15.          I have taken into account the factors set out in section 117B of the 2002 Act, insofar as they are relevant, mindful of [55] to [57] of Rai where the effect of section 117B on such appeals is considered. While section 117B(1) provides that the maintenance of effective immigration controls is in the public interest, taking into account headnote (4) of Ghising, given the historic wrong, there needs to be more than this in such Gurkha settlement cases. There are no additional considerations in the Appellants' cases such as criminality or bad immigration history. In relation to sections 117B(2) and 117B(3), the weight to be given to the English-language skills and financial independence of the Appellants does not outweigh the weight to be given to the effect of the historic injustice. Sections 117B(4) to (6) are not relevant.

 

16.          I have taken into account the fact that when the Appellants' parents applied for settlement in 2011 it was not possible for the Appellants to apply with them as dependents of the Sponsor as they were over 18 years old. I find that, had they been able to apply for settlement at the time, they would have done so. The policy was amended in 2015 to allow adult dependent relatives to apply for settlement.

 

17.          Further, I find that at the time that the Sponsor was discharged from the British army the Appellants were under 18 years old, and would have been able to settle with him, had he had the opportunity to settle at the time.

 

18.          Taking into account all of the above I find that, were it not for the historic injustice, the Sponsor would have settled in the United Kingdom when he completed his service in the British army. The Appellants would have settled with him. I further find that they would have applied in 2011 to settle with him, had they been able to.
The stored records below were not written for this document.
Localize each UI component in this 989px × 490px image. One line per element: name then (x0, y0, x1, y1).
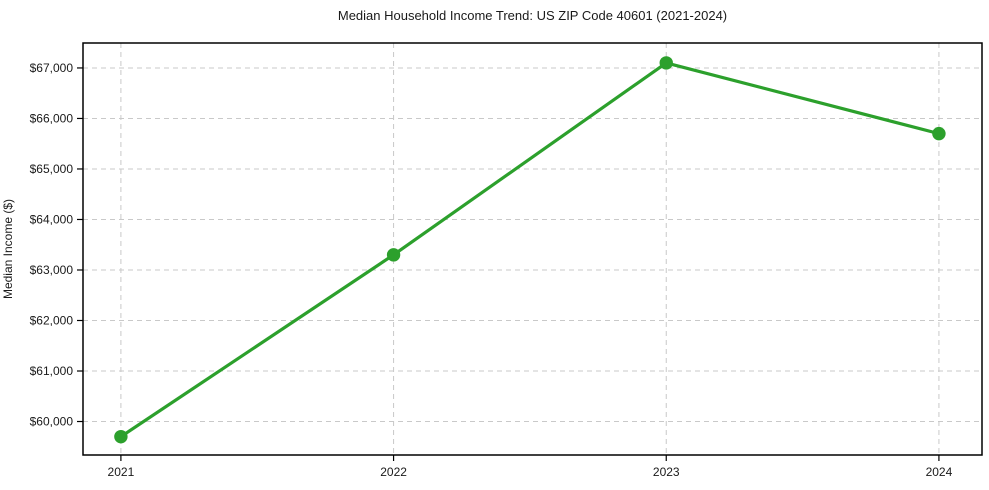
plot-border (82, 42, 983, 456)
trend-line (119, 61, 941, 439)
y-tick-label-64000: $64,000 (30, 212, 74, 226)
y-axis-title: Median Income ($) (1, 198, 15, 300)
y-tick-label-63000: $63,000 (30, 263, 74, 277)
x-tick-label-2024: 2024 (926, 465, 953, 479)
y-tick-label-60000: $60,000 (30, 415, 74, 429)
x-tick-label-2021: 2021 (108, 465, 135, 479)
data-point-2021 (114, 429, 128, 444)
data-point-2024 (932, 126, 946, 141)
y-tick-label-65000: $65,000 (30, 162, 74, 176)
chart-title: Median Household Income Trend: US ZIP Co… (337, 8, 728, 23)
y-tick-label-67000: $67,000 (30, 61, 74, 75)
y-tick-label-61000: $61,000 (30, 364, 74, 378)
y-tick-label-62000: $62,000 (30, 313, 74, 327)
x-tick-label-2022: 2022 (380, 465, 407, 479)
x-tick-label-2023: 2023 (653, 465, 680, 479)
data-point-2022 (386, 248, 401, 262)
data-point-2023 (659, 56, 673, 70)
y-tick-label-66000: $66,000 (30, 111, 74, 125)
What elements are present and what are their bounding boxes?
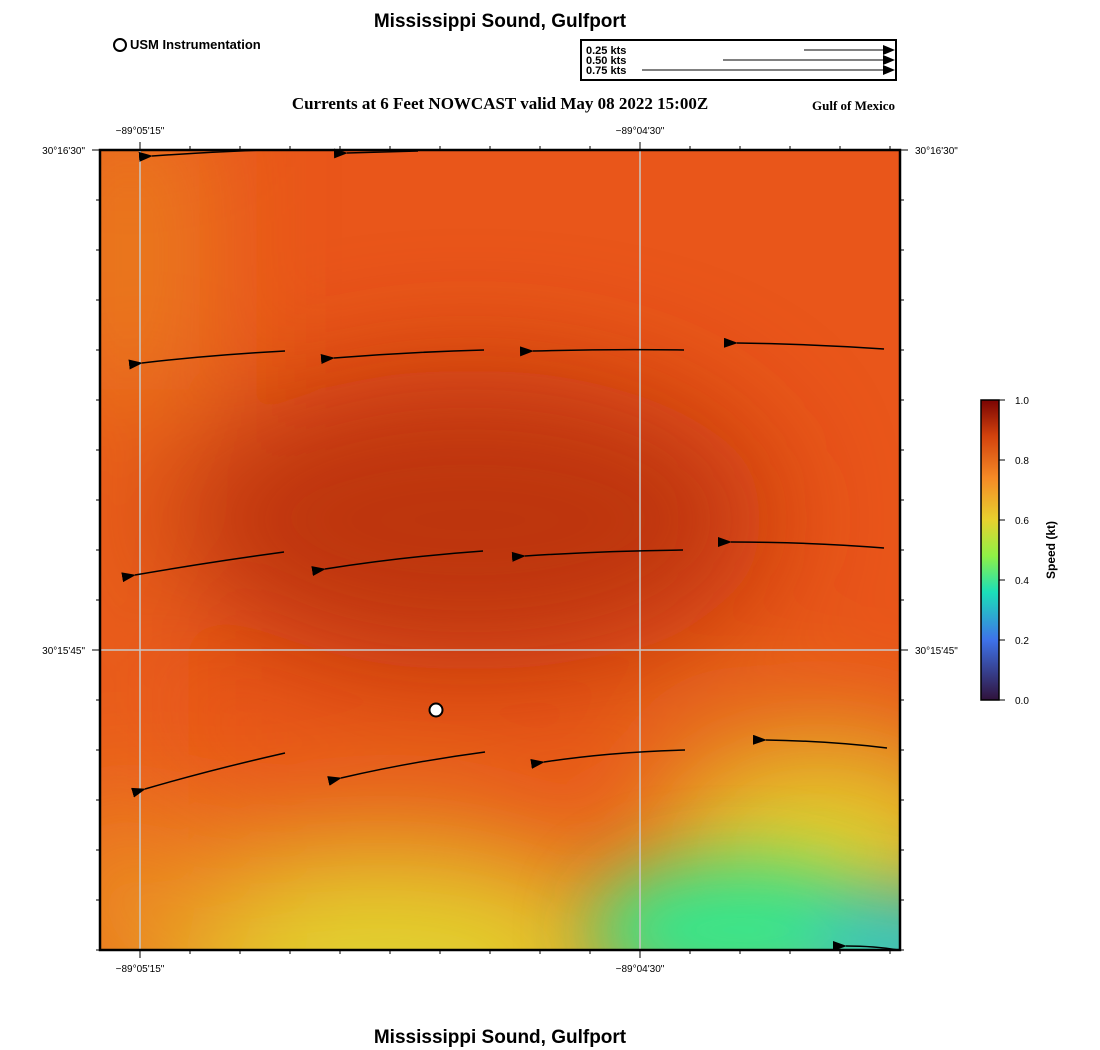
colorbar-tick-label: 1.0: [1015, 396, 1029, 407]
current-vector-arrow: [752, 734, 888, 749]
current-vector-arrow: [723, 337, 885, 350]
current-vector-arrow: [519, 346, 685, 357]
current-vector-arrow: [128, 350, 286, 370]
current-vectors: [121, 148, 899, 951]
region-label: Gulf of Mexico: [812, 98, 896, 113]
station-legend-label: USM Instrumentation: [130, 37, 261, 52]
x-tick-label: −89°05'15": [116, 126, 165, 137]
current-vector-arrow: [327, 751, 486, 786]
colorbar-tick-label: 0.2: [1015, 636, 1029, 647]
x-tick-label: −89°05'15": [116, 964, 165, 975]
y-tick-label: 30°15'45": [42, 646, 85, 657]
footer-title: Mississippi Sound, Gulfport: [373, 1027, 627, 1048]
vector-scale-label: 0.50 kts: [586, 55, 627, 67]
current-vector-arrow: [311, 550, 484, 576]
graticule: [100, 150, 900, 950]
station-marker-icon: [113, 37, 127, 52]
current-vector-arrow: [131, 752, 286, 798]
speed-field: [100, 150, 900, 950]
current-vector-arrow: [320, 349, 485, 365]
x-tick-label: −89°04'30": [616, 964, 665, 975]
colorbar-tick-label: 0.6: [1015, 516, 1029, 527]
speed-colorbar: 1.0 0.8 0.6 0.4 0.2 0.0 Speed (kt): [980, 396, 1058, 707]
vector-scale-legend: 0.25 kts 0.50 kts 0.75 kts: [580, 39, 897, 81]
vector-scale-label: 0.25 kts: [586, 45, 627, 57]
usm-station-marker[interactable]: [428, 702, 444, 718]
vector-scale-arrows: [642, 45, 895, 75]
y-tick-label: 30°16'30": [915, 146, 958, 157]
vector-scale-label: 0.75 kts: [586, 65, 627, 77]
current-vector-arrow: [121, 551, 285, 583]
y-tick-label: 30°15'45": [915, 646, 958, 657]
x-tick-label: −89°04'30": [616, 126, 665, 137]
station-legend: USM Instrumentation: [113, 37, 261, 52]
current-vector-arrow: [717, 536, 885, 549]
colorbar-ramp: [980, 399, 1000, 701]
current-vector-arrow: [530, 749, 686, 769]
map-title: Mississippi Sound, Gulfport: [373, 11, 627, 32]
map-ticks: [92, 142, 908, 958]
colorbar-tick-label: 0.0: [1015, 696, 1029, 707]
current-vector-arrow: [511, 549, 684, 562]
y-tick-label: 30°16'30": [42, 146, 85, 157]
colorbar-tick-label: 0.8: [1015, 456, 1029, 467]
map-subtitle: Currents at 6 Feet NOWCAST valid May 08 …: [291, 94, 709, 113]
colorbar-label: Speed (kt): [1044, 521, 1058, 579]
colorbar-tick-label: 0.4: [1015, 576, 1029, 587]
I find that the balance comes down in favour of the Appellants, and that limited weight is to be given to the Respondent's aim of maintaining immigration control. Taking into account the case of Ghising, I find that the Appellants have shown on the balance of probabilities that the decisions are a breach of their rights, and those of the Sponsor and their mother, to a family life under Article 8.

 

Decision

 

19.          The decision of the First-tier Tribunal involves the making of a material error of law and I set the decision aside.

 

20.          I remake the decision allowing the Appellants' appeals on human rights grounds, Article 8 ECHR.

 

21.          No anonymity direction is made.

 

 

Signed Date 2 February 2018

 

 

Deputy Upper Tribunal Judge Chamberlain


 

TO THE RESPONDENT

FEE AWARD

 

As I have allowed the appeals, I have considered whether to make a fee award. Further evidence was provided for the appeals. In the circumstances I make no fee award.